A FestiPoa Literária é efetivamente a festa da literatura em Porto Alegre, sem perder a consciência da festa como celebração, como brinde e exaltação ao tema literário, desapegada a preconceitos ou regras excludentes: o público é parte integrante da programação tanto quanto a obra destacada ou o artista reverenciado. O público é organismo da festa e não enfeite. Em tempos felizes de fomentação e veiculação da leitura, desde ONGS a iniciativas públicas e privadas para a propagação da leitura, a FestiPoa é um brilho a mais na continuidade da difusão da leitura em nosso estado.

O evento organizado e produzido pelo agitador cultural Fernando Ramos, um nome de destaque e empenho em nome da literatura, cujo encantamento está no esforço deliberado em fazer a coisa acontecer de fato. Fernando Ramos é a medula e osso do evento, por causa do seu esforço o evento transformou-se numa importante atividade cultural que destaca a produção contemporânea literária. Agora com a parceria do Cabaré do Verbo e com o prêmio de destaque Fato Literário 2010, a FestiPoa já contou com a participação de autores e artistas regionais e de expressão nacional., Para citar alguns nomes: Marcelino Freire, Laerte, Antonio Cícero, Ademir Assunção, Rodrigo Garcia Lopes, Nelson de Oliveira, José Castello, Luíz Horácio, Nicolas Behr, Wladimir Cazé, Antonio Carlos Secchin, Virna Teixeira, Zeca Baleiro, Xico Sá.

A prática de contar a cada edição com um homenageado local trouxe ao FestiPoa a participação luxuosa de João Gilberto Nool, Luís Fernando Veríssimo e Sérgio Faraco. Os autores cara a cara com o público, respondendo perguntas, apresentando ideias, lendo ao vivo em voz alta seus textos, trazendo a literatura para fora de casa, permitindo uma relação coletiva com a palavra escrita, percebendo outros tratamentos para a prática literária, lembrando o movimento Beat e suas longas apresentações com leituras e conferências abertas sobre poesia e criação, fazendo a literatura atuar nos palcos, nas mesas das livrarias, nos bares e teatros (renovando, portanto, a ambientação para a prática literária) tornando a palavra viva e não escondida nas prateleiras, desafinando o coro repetido dos contentes e bagunçando um pouco a velha ordem do exercício solene da literatura, tornando-a linguagem crua e alcançando públicos maiores, integrada a música, artes plásticas, teatro, performance, a literatura espelhada em outras expressões artísticas, tudo ao mesmo tempo agora.

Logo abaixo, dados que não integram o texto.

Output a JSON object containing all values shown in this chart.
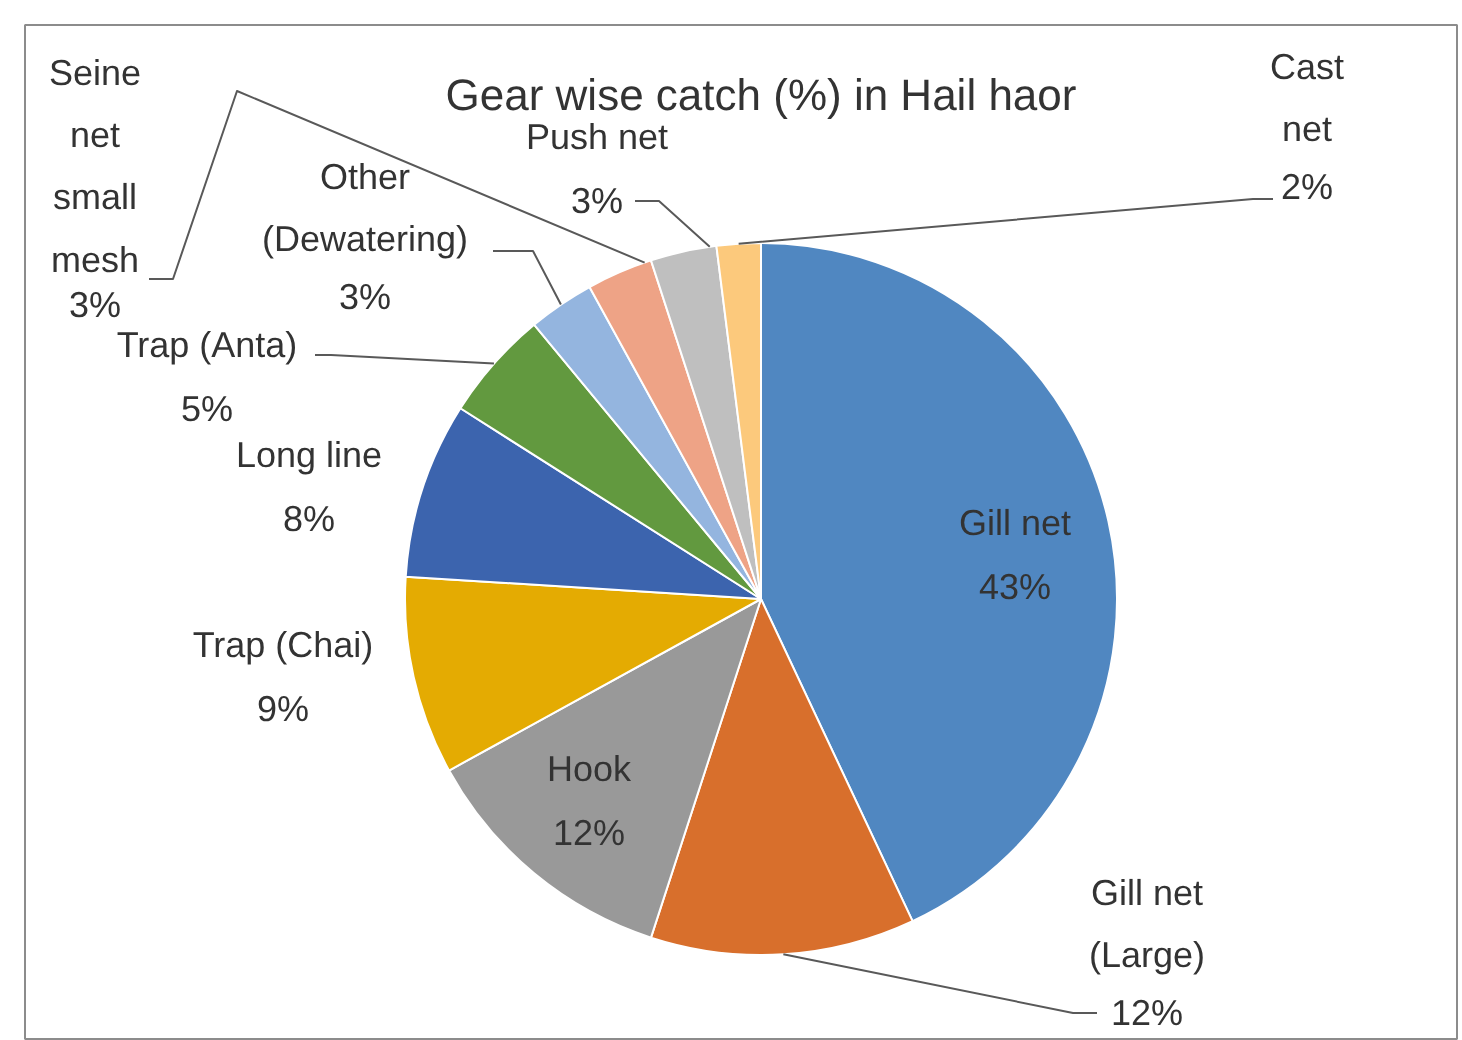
{
  "chart_data": {
    "type": "pie",
    "title": "Gear wise catch (%) in Hail haor",
    "categories": [
      "Gill net",
      "Gill net (Large)",
      "Hook",
      "Trap (Chai)",
      "Long line",
      "Trap (Anta)",
      "Other (Dewatering)",
      "Seine net small mesh",
      "Push net",
      "Cast net"
    ],
    "values": [
      43,
      12,
      12,
      9,
      8,
      5,
      3,
      3,
      3,
      2
    ],
    "value_labels": [
      "43%",
      "12%",
      "12%",
      "9%",
      "8%",
      "5%",
      "3%",
      "3%",
      "3%",
      "2%"
    ],
    "colors": [
      "#5087c1",
      "#d86f2c",
      "#999999",
      "#e4ab02",
      "#3c64ae",
      "#62993f",
      "#94b5df",
      "#eea386",
      "#bfbfbf",
      "#fcc97c"
    ]
  }
}
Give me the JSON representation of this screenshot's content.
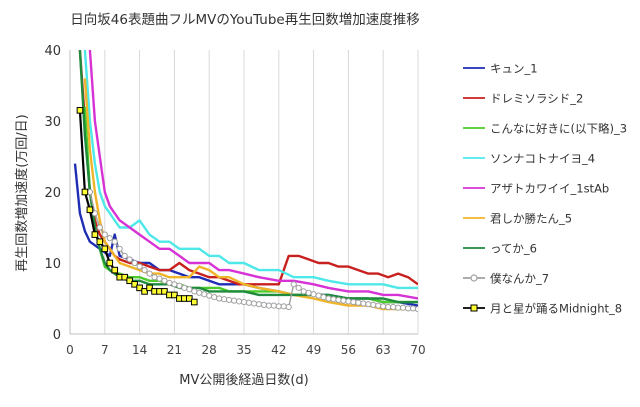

O êxito declarado do Festipoa já tem razão de ser. Promove inúmeras questões sobre a veiculação da literatura. De cara, traz à tona a renovação dos meios por onde pode circular o texto. Além disso, diz respeito também a relação obra, autor, público, os suportes por onde corre a palavra escrita, a literatura enquanto exercício não especificamente intelectual, as inúmeras práticas possíveis com a palavra criativa e as confluências realizáveis com outras áreas. Tudo isso é tema para o FestiPoa, a festa da palavra solta na saliva.